A surge in Indian shares led emerging markets higher on Friday, after the government announced deep cuts in corporate taxes to revive flagging growth, while a widely expected domestic interest rate cut from China added to the chipper mood.
Indian shares surged 5% and were set for their best day in over a decade after Finance Minister Nirmala Sitharaman said the effective corporate tax rate would be lowered to about 25% from 30% and scrapped the minimum alternative tax for domestic companies.
The move is aimed at reviving private investment, which may help lift growth for Asia’s third-largest economy from a six-year low that has caused job losses and fuelled discontent.

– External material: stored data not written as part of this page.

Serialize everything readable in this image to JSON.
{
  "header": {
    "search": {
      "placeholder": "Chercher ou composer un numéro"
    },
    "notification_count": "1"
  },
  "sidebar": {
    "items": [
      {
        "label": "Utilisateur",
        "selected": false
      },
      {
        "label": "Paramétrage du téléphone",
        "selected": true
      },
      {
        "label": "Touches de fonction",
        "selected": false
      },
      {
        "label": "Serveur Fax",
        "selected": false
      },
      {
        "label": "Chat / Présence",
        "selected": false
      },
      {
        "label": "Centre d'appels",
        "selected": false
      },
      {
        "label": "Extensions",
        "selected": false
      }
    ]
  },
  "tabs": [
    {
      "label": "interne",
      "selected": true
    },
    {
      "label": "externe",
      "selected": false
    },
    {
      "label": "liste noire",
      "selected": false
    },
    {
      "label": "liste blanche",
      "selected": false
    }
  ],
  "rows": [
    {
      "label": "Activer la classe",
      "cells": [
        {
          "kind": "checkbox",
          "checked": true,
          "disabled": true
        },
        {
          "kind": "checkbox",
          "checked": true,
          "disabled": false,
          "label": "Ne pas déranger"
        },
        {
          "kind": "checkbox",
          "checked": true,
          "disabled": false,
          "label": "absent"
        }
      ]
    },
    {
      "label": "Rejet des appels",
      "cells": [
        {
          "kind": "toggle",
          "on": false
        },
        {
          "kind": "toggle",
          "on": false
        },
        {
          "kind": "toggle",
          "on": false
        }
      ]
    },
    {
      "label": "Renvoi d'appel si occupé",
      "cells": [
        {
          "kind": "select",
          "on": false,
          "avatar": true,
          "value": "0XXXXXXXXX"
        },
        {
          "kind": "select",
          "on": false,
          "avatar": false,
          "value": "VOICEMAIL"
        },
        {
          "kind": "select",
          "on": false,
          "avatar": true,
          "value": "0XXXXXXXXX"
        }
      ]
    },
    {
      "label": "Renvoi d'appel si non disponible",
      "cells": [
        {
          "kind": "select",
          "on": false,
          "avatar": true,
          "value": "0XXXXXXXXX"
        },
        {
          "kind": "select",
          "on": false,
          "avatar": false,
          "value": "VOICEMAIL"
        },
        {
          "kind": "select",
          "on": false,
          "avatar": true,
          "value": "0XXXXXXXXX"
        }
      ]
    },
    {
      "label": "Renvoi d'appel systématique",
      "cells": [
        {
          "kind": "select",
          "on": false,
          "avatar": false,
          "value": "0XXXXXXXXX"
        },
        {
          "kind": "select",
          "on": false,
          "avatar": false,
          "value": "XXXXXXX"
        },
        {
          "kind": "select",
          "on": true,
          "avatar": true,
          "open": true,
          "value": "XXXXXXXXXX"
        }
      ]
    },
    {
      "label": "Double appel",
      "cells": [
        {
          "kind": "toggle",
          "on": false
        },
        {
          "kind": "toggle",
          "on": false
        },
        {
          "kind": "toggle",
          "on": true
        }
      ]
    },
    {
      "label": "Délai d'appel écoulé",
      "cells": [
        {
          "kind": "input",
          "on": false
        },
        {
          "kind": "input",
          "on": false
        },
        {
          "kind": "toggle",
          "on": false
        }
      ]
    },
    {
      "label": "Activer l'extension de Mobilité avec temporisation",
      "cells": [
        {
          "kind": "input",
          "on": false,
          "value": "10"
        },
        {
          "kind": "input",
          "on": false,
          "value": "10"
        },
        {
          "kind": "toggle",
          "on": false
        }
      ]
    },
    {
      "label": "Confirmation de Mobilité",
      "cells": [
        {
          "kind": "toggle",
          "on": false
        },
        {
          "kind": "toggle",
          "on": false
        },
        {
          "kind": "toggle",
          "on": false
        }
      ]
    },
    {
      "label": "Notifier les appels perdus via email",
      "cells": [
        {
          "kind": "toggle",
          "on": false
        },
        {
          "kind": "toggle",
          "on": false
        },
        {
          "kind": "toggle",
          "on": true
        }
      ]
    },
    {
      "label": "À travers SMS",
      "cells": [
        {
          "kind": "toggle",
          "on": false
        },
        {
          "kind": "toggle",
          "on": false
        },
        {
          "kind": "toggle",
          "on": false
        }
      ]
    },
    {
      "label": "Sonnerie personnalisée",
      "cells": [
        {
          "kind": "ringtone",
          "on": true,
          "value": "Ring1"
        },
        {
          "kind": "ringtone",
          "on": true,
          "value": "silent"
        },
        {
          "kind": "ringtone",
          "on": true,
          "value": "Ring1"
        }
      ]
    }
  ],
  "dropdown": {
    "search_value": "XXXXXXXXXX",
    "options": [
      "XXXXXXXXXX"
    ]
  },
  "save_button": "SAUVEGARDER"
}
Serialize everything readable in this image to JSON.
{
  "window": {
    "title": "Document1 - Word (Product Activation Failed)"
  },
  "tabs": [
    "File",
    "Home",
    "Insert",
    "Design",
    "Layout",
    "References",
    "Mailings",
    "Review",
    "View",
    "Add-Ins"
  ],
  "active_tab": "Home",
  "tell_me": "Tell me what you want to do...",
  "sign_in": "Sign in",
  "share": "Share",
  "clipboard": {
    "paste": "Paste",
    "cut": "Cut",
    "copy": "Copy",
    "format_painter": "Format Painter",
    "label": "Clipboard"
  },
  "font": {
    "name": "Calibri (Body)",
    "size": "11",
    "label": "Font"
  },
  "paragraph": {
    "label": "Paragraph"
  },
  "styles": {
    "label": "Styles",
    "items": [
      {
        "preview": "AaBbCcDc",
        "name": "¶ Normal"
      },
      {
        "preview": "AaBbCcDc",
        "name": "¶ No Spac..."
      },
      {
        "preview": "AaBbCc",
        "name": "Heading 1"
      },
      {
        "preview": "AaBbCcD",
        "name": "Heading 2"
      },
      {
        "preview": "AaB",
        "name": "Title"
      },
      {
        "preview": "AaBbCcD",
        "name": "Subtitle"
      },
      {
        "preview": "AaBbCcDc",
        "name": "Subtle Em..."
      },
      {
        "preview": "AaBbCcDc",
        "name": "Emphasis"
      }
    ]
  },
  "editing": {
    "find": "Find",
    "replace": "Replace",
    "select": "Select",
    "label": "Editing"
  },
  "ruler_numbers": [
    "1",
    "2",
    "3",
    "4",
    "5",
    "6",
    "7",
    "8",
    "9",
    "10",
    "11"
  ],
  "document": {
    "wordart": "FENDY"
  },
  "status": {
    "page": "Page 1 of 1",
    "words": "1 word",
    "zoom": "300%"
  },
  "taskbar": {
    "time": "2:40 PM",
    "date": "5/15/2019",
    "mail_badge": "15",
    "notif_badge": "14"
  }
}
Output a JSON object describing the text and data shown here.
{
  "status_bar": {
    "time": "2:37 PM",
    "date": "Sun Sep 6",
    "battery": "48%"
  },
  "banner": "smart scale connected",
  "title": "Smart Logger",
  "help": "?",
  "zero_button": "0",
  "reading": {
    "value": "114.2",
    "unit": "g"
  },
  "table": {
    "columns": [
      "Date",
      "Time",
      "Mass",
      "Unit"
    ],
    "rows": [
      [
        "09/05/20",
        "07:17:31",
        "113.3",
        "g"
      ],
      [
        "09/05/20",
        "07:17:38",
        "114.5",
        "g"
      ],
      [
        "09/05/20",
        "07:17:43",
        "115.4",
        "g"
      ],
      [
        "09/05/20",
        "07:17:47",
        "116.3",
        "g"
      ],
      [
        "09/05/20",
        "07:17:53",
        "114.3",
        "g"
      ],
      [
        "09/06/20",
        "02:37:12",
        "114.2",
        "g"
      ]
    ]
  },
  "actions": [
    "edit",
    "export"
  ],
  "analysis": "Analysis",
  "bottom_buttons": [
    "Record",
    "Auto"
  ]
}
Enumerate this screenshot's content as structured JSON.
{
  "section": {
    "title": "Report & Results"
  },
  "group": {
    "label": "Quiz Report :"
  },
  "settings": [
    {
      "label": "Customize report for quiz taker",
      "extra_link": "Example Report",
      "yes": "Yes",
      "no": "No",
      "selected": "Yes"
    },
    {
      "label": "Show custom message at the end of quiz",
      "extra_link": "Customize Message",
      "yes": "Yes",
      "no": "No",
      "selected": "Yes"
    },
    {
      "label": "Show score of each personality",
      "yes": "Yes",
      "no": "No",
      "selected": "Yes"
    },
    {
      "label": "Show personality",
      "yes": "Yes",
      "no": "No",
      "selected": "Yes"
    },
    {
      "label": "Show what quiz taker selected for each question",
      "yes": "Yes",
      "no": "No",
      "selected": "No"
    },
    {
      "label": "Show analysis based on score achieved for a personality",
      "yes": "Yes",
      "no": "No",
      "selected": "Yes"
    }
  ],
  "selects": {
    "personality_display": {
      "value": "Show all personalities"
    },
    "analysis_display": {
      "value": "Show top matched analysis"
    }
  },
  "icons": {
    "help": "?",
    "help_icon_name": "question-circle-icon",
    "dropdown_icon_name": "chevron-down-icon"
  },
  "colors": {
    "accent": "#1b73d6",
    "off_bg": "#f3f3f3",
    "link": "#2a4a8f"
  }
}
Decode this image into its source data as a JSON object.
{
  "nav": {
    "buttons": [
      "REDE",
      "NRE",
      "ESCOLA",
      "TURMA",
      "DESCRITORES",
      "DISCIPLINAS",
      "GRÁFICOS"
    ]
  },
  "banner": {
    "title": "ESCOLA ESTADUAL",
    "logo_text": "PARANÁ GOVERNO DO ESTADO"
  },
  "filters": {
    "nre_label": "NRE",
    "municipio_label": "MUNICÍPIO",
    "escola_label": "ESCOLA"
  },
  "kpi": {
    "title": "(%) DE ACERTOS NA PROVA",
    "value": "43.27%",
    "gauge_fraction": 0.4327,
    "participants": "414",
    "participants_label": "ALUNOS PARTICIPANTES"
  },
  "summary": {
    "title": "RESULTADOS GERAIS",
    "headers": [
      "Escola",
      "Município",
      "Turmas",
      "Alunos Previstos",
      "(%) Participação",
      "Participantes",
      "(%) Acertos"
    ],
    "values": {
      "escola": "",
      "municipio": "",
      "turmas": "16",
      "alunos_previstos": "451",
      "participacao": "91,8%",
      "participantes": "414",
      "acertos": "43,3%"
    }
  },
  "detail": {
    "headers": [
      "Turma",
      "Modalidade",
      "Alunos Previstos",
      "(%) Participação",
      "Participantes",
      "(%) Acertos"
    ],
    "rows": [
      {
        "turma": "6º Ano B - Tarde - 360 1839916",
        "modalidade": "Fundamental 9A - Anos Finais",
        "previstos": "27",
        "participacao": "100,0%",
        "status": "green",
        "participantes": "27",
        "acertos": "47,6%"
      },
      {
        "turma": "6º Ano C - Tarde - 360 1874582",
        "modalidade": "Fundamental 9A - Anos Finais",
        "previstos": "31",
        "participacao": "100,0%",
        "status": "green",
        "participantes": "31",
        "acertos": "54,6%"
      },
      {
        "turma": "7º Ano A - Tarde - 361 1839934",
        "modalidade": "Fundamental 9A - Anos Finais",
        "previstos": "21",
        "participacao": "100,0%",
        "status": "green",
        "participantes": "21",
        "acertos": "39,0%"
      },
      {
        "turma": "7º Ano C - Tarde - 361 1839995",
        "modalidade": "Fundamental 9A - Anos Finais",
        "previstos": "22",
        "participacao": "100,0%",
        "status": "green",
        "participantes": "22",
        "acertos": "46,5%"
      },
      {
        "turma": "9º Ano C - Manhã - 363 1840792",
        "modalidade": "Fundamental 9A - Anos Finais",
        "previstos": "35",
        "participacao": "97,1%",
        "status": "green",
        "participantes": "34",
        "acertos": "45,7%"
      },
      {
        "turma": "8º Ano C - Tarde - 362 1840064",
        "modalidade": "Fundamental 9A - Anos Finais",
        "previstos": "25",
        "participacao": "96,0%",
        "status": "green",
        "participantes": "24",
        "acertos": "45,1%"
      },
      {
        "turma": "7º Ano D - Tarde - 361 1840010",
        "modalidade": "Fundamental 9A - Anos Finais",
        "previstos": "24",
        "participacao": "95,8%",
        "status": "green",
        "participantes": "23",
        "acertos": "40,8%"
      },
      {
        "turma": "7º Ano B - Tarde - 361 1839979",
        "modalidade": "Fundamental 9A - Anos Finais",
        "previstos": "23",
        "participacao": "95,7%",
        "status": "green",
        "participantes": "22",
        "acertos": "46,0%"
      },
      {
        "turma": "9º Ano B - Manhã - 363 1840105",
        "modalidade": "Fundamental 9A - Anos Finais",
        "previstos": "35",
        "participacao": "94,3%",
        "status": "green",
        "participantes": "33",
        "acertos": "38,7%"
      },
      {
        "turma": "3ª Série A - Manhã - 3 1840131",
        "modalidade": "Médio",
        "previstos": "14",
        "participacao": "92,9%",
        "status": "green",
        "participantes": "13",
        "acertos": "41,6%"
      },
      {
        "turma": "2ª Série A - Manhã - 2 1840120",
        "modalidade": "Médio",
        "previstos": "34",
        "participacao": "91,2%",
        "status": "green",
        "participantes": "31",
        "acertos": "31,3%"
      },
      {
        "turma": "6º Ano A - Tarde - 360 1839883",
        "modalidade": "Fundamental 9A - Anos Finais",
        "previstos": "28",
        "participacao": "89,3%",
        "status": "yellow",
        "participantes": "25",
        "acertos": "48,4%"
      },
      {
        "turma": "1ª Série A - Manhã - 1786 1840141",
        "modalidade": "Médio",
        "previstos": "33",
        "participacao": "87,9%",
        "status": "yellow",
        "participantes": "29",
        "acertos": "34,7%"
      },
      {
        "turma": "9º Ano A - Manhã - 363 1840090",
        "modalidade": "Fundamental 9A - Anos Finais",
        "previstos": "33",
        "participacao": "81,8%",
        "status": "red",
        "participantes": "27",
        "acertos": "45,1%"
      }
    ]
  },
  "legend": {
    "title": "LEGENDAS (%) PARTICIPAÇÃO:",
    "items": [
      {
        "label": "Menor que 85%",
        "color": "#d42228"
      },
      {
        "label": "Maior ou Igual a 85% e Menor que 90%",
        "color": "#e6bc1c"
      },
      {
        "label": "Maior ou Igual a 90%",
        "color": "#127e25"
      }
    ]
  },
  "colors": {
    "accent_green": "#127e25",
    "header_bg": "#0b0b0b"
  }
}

“It is an additional measure after the bank mergers and the capital infusion but potential growth is still on a downward trajectory,” said Hugo Erken, head of international economics at Rabobank.
Growth “will struggle to push that 7% threshold unless a large scale stimulus package comes by,” he said.
That surge helped MSCI’s index for emerging market stocks rise 0.5%, with the rupee also the star performer among emerging currencies, strengthening 0.6%.
Adding to stimulus hopes was a cut in China’s key domestic lending rate for the second month in a row, aimed at lower borrowing costs for companies and consumers in the slowing economy.
China’s two main share indexes moved 0.3% higher but ended the week lower as Beijing’s stance on overall monetary easing was seen as cautious with policymakers remaining reluctant to join a global stimulus wave.
Indices outside Asia were mixed with Moscow stocks shedding 0.4% but those in Johannesburg and Istanbul moving 0.3% higher.
Most developing world currencies marched higher against as feeble dollar with South Africa’s rand up 0.4%, recovering ground it lost in the previous session after the central bank left its main interest rate on hold at 6.5%.
Russia’s rouble strengthened 0.3%, on course to deliver a third week of gains as oil prices headed for their biggest weekly gain in months.